I've been looking for a vocabulary to better describe how English Victorian Catholic fiction works.  It's true, as Brian Sudlow has noted, that there is a "divine entente cordiale" between late 19th-c.  French and English Catholic writers when it comes to the topic of secularism, but it's nevertheless still the case that in terms of its form, English Catholic fiction doesn't go down the same routes as its contemporary French counterparts.1  This is in large part because French Catholic Revival writing emerges in a majority-Catholic context (although, from the 1880s onward, one where Catholicism's establishment character is under increasingly harsh pressure), and is thus positioned simultaneously against not-good Catholic writing (however "not good" is to be defined), anti-clerical writing, and secular realism.  Hence Malcolm Scott's point that the French Catholic Revival was at first self-consciously anti-realist, because realism (and, later, naturalism) were coded secular; when God appears in 19th-c. French realist fiction, Scott suggests, "we know that the novelist is displaying his conjuring tricks, enjoying his own ironic devices," not making a case for the operations of the divine in the everyday world.But English Catholic fiction appears in a literary field in which there is, as it were, no "outside": everything has already been staked out as Protestant territory.  Protestants have their own providential narrative forms, their own appropriations of Biblical tropes and language, their own protocols for describing how God works in the world; even when Protestants rule things out of realist bounds, as in the case of mystic visions and miracles, they let them in through the back door via psychologization (see, for example, the dream visions in Alton Locke and Tom Brown's Schooldays), or allow them to run free in the Gothic.  (One of the objections to both Scott's The Monastery and The Bride of Lammermoor was that they confused Gothic and realist modes.) 

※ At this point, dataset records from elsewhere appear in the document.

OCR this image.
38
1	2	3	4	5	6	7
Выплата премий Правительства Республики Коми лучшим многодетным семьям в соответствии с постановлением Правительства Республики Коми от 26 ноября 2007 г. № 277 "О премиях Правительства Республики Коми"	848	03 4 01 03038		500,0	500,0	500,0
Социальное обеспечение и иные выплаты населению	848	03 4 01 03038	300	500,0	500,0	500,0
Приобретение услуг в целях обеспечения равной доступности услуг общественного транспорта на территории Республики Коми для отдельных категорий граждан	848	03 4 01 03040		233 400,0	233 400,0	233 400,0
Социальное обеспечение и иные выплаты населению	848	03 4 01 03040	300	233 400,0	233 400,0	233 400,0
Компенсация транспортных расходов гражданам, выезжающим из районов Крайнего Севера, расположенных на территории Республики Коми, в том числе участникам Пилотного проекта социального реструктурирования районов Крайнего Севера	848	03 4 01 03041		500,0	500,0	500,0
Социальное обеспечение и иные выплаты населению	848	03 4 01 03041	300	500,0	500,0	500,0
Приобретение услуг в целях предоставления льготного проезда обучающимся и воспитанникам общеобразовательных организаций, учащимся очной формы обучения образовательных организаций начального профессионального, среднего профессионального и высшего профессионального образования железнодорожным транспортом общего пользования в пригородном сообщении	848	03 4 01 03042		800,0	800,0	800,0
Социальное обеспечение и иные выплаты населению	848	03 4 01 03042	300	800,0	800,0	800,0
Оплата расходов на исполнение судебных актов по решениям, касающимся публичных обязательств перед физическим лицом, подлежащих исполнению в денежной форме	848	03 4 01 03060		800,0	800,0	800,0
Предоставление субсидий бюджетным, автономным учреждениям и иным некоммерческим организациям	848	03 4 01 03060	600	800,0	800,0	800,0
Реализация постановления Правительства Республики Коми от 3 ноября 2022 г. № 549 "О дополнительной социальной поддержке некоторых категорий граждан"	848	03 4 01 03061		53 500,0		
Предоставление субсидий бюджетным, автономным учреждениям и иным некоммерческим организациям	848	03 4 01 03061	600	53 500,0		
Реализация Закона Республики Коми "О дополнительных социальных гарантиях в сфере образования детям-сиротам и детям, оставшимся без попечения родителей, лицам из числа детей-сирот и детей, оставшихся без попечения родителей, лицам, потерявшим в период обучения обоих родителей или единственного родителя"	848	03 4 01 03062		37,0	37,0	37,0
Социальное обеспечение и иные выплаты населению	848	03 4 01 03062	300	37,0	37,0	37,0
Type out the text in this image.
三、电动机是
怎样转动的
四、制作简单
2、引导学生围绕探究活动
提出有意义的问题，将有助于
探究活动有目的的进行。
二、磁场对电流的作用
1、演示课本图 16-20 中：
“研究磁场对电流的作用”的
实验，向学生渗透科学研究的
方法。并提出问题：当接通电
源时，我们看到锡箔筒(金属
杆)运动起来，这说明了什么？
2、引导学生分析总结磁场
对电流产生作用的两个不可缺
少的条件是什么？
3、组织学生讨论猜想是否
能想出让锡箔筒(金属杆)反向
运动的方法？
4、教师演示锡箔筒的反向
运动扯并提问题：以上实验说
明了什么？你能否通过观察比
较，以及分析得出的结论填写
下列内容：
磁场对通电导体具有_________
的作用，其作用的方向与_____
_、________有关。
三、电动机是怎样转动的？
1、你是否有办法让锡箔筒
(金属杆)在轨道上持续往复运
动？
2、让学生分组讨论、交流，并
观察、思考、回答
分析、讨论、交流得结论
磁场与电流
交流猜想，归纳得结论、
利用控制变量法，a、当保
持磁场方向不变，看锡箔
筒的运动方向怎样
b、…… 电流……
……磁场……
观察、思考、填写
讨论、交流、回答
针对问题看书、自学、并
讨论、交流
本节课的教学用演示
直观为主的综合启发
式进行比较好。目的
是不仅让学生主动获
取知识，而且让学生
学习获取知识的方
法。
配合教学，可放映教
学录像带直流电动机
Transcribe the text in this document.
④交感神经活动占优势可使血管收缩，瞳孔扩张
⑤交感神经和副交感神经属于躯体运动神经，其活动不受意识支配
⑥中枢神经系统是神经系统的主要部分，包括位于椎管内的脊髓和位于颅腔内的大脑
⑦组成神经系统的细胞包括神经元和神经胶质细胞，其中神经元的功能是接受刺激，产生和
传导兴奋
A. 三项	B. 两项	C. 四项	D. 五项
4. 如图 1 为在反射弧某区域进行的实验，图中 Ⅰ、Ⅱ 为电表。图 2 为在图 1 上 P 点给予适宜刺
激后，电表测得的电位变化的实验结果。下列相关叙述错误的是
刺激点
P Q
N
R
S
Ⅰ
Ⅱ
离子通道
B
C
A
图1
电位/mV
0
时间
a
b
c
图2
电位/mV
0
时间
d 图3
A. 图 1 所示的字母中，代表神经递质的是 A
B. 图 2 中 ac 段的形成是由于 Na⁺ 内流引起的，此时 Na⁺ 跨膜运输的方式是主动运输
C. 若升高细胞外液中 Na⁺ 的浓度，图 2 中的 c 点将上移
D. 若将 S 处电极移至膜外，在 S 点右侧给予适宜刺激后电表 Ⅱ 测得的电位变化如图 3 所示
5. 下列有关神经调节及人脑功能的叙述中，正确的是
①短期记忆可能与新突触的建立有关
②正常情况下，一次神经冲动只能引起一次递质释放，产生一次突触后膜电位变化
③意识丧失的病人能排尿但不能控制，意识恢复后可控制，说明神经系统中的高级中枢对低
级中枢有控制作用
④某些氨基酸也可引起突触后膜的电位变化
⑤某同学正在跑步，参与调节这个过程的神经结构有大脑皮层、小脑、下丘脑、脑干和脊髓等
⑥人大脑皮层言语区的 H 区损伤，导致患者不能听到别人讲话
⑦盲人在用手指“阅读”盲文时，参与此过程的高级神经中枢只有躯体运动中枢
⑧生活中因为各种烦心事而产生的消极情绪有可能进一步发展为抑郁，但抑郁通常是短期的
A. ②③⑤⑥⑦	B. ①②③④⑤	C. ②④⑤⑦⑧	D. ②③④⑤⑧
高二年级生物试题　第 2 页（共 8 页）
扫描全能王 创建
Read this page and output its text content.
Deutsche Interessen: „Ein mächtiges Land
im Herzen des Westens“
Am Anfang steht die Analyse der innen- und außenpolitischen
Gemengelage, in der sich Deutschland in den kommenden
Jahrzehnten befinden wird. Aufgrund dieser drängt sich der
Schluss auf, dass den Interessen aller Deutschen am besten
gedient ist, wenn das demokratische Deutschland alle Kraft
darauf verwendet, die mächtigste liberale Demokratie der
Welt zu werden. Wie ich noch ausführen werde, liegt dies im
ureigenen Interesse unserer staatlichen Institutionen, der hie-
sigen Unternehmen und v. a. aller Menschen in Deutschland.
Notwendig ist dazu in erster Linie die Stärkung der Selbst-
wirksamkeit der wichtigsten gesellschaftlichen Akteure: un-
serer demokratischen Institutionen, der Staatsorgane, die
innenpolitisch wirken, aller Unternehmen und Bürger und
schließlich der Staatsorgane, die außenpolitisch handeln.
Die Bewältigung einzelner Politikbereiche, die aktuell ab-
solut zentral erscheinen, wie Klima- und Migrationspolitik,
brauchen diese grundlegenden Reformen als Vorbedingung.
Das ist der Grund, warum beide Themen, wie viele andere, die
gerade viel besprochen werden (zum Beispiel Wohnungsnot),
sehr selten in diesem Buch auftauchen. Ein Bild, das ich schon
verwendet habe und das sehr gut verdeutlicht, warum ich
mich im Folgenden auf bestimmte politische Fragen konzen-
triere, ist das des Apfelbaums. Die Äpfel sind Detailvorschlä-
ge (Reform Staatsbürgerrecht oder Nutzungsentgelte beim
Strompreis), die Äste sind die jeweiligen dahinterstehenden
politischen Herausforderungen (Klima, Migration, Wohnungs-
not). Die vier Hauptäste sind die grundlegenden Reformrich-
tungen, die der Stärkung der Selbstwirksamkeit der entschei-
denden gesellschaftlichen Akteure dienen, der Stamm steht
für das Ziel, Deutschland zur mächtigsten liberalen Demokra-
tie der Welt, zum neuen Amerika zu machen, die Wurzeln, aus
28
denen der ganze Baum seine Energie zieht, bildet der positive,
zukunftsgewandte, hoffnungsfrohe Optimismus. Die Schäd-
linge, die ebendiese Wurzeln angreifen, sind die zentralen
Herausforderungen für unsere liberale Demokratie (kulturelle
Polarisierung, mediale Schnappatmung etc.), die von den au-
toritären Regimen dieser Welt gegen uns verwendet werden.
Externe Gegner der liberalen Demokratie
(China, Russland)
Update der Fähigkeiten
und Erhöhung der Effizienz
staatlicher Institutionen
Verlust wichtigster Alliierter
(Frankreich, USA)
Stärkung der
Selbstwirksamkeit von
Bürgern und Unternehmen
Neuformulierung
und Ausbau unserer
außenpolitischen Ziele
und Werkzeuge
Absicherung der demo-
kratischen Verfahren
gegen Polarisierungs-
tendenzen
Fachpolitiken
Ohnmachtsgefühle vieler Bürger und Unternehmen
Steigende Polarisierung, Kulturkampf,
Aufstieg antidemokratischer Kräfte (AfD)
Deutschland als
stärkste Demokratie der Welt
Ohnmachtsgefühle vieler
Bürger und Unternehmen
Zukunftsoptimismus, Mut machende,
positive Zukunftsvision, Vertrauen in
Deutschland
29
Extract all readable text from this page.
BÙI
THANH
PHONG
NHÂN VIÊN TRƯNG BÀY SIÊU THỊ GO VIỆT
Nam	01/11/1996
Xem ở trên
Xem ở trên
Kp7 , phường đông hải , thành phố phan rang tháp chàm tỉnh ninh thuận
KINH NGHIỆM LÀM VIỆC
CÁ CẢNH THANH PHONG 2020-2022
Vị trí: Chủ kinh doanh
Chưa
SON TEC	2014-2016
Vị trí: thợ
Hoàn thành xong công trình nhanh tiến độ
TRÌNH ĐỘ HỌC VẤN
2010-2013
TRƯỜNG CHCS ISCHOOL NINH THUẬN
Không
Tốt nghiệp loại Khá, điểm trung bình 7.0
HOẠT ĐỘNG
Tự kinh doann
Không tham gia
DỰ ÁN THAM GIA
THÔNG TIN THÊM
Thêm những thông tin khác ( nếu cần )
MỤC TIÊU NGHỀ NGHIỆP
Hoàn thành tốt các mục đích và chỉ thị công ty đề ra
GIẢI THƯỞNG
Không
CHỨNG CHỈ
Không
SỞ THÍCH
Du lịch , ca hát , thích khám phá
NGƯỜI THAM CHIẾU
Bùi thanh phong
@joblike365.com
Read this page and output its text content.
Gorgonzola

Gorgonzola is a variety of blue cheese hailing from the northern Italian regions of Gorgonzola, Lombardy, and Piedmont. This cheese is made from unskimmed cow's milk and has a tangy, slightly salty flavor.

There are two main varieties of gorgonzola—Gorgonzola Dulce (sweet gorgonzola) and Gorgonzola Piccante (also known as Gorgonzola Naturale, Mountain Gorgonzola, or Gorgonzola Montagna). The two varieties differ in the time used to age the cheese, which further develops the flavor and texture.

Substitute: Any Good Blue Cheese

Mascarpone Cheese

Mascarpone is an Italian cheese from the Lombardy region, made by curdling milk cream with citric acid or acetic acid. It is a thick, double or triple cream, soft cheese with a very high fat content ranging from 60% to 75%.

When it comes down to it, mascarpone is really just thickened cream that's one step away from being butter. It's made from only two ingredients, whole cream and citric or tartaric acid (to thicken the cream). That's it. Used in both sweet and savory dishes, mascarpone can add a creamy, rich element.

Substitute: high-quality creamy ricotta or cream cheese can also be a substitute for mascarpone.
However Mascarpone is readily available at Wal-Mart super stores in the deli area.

What Victorian Catholic novelists tend to do, then, is unwrite genres: the novel appears to be one thing, then turns inside out and becomes an entirely different kind of text.  E. H. Dering, whom I have derided at some length, is nevertheless doing precisely that.  He takes the sensation novel and transforms its shocking events (child swapping! murder! bigamy! wills! etc.) into moments at which divine grace becomes momentarily visible when human beings attempt to thwart it.  Similarly, to use my favorite example, Laetitia Selwyn Oliver's Father Placid appears to be a Gothic, but when Catholics "read" it, it becomes a miracle tale.  After thinking about this for a while, it seemed to me that I needed to look again at Gilles Deleuze's and Felix Guattari's Kafka: Toward a Minor Literature, which defines the concept of "minor literature" thusly: "the deterritorialization of language, the connection of an individual to a political immediacy, and the collective assemblage of enunciation."3  That is, minor literature is a "minor practice of a major literature from within" (18), by authors who must write in the dominant language that is at the same time not theirs; is always political, not "individual" (17) in its concerns (or "universal," perhaps?); and not defined by a "literature of masters" (17), singular great authors, but by that "collective" of voices.  Now, Deleuze and Guattari phrase this definition in terms of language and style, whereas I'm talking specifically about genre.  The Catholic novelist is at ease in the language, but not in the form.  But I think that appropriating minor literature in this fashion (which is the sort of thing Deleuze and Guattari approved of, rather than otherwise) is one way into thinking about what makes Victorian Catholic fiction not-Protestant, but also not-French Catholic Revival. 

1 Brian Sudlow, "Catholic Realism: Common Ground between French and English Catholic Writings," Chesterton Review 35 3/4 (2009): 575.  Sudlow pursues this point at more length in Catholic Literature and Secularisation in France and England, 1880-1914 (Manchester, 2011).  

2 Malcolm Scott, The Struggle for the Soul of the French Novel: French Catholic and Realist Novelists, 1850-1970 (Macmillan, 1989), 29.   

3 Gilles Deleuze and Felix Guattari, Kafka: Toward a Minor Literature, trans. Dana Polan (Minnesota, 1986), 18.